Morto Walter Mondale, ex vice presidente accanto a Jimmy Carter
Vicepresidente con Jimmy Carter e candidato presidente per i democratici nel 1984, Walter Mondale, scomparso oggi a 93 anni a Ceylon, Minnesota, resterà per gli americani l'uomo discreto della politica pre-show,
L'ex vicepresidente Usa, Walter F. Mondale, è morto nella notte a 93 anni. Il decesso dell'ex senatore, ambasciatore e procuratore generale del Minnesota è stato annunciato dalla sua famiglia, senza fare riferimento alla causa.

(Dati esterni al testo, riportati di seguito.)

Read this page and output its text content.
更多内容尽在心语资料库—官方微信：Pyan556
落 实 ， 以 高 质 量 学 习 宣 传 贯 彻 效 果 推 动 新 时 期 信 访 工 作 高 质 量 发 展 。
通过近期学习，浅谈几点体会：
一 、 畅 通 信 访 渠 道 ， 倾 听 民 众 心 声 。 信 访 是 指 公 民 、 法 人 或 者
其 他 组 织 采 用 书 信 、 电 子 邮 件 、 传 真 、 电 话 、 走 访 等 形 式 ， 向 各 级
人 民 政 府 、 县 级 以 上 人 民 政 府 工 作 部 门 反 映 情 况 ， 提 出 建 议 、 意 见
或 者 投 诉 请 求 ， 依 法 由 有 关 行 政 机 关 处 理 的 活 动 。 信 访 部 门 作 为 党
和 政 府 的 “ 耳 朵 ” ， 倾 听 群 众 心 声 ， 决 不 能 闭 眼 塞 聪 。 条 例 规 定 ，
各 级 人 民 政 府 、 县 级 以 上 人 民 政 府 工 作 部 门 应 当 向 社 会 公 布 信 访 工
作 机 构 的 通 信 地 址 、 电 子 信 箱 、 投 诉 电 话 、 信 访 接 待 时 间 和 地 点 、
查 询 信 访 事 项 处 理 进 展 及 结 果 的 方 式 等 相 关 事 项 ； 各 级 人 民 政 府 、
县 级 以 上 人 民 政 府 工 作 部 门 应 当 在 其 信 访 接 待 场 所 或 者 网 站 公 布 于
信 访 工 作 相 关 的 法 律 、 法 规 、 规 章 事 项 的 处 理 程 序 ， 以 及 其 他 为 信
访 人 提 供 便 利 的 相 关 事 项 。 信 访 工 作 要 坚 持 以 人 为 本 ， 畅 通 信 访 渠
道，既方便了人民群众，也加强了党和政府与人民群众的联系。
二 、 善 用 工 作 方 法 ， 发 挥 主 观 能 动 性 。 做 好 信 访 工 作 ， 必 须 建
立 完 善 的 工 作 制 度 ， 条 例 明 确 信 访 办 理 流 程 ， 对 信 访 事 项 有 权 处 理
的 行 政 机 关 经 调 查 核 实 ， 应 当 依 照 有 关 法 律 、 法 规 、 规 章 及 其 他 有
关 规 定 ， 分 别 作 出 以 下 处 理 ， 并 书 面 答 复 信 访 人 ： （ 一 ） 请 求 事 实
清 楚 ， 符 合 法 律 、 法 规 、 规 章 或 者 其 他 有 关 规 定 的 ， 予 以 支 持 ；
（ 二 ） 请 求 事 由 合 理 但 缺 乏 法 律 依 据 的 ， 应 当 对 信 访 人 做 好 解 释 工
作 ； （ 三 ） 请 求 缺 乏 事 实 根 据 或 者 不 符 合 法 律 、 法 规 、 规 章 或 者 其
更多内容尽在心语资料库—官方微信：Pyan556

Vicepresidente con Jimmy Carter e candidato presidente per i democratici nel 1984, Walter Mondale, scomparso oggi a 93 anni a Ceylon, Minnesota, resterà per gli americani l'uomo discreto della politica pre-show, quello che, masticando il sigaro, rifiutò di mischiare vita privata e politica, e trasformare le tragedie personali in strumento elettorale. Nei suoi comizi da candidato presidente Mondale era quello che denunciava la crisi degli agricoltori, evitando di raccontare la storia del padre, che aveva perso tutto nel 1920 con il collasso dei prezzi del grano. Era quello che lanciava grida d'allarme sull'aumento dei costi delle polizze sanitarie, senza raccontare della madre che aveva perso la copertura quando si ammalò di cancro. Forse anche per questo Mondale non ebbe speranza contro l'astro nascente dei repubblicani, l'attore Ronald Reagan, così cinematografico e televisivo in ogni sua dichiarazione.
Il democratico era emerso con la sua ostinazione dall'America rurale, cresciuto a Ceylon, il piccolo centro con Heron Lake e Elmore, una triade sacra dei paesini agricoli del Minnesota, il più popoloso dei quali non arrivava a 950 abitanti. Laureato all'Universita' del Minnesota, militare nella guerra in Corea, poi avvocato, è dal ventre agricolo dell'America che Mondale costruì la sua ascesa politica, facendo della famiglia dei 'farmers' le "basi di una nazione forte", sostenuto dalla moglie, Joan, e dai tre figli. I suoi riferimenti erano il presidente John Kennedy e Hubert Humphrey, vicepresidente dal '65 al '69. Si affermò come un riformatore, contrario alla guerra in Vietnam, populista introspettivo deciso a contrastare i ricchi, gli industriali e i banchieri, scelto da Carter nel '76 come vicepresidente nella corsa alla Casa Bianca. Il ticket dei 'farmers' sconfisse quello formato da Gerald Ford e Bob Dole, ma il loro mandato venne segnato dalla crisi economica che porto' al trionfo di Reagan.
Nell'84 Mondale provò la corsa da presidente, con Geraldine Ferraro vice, ma se il suo messaggio ebbe presa su quel tipo di America silenziosa, e lui impersonò la "civilta' del Minnesota", come ha commentato la senatrice Amy Klobuchar, il democratico mancò di conquistare l'attenzione del resto del Paese. E la grande chance di andare alla Casa Bianca svanì davanti al nuovo trionfo di Reagan.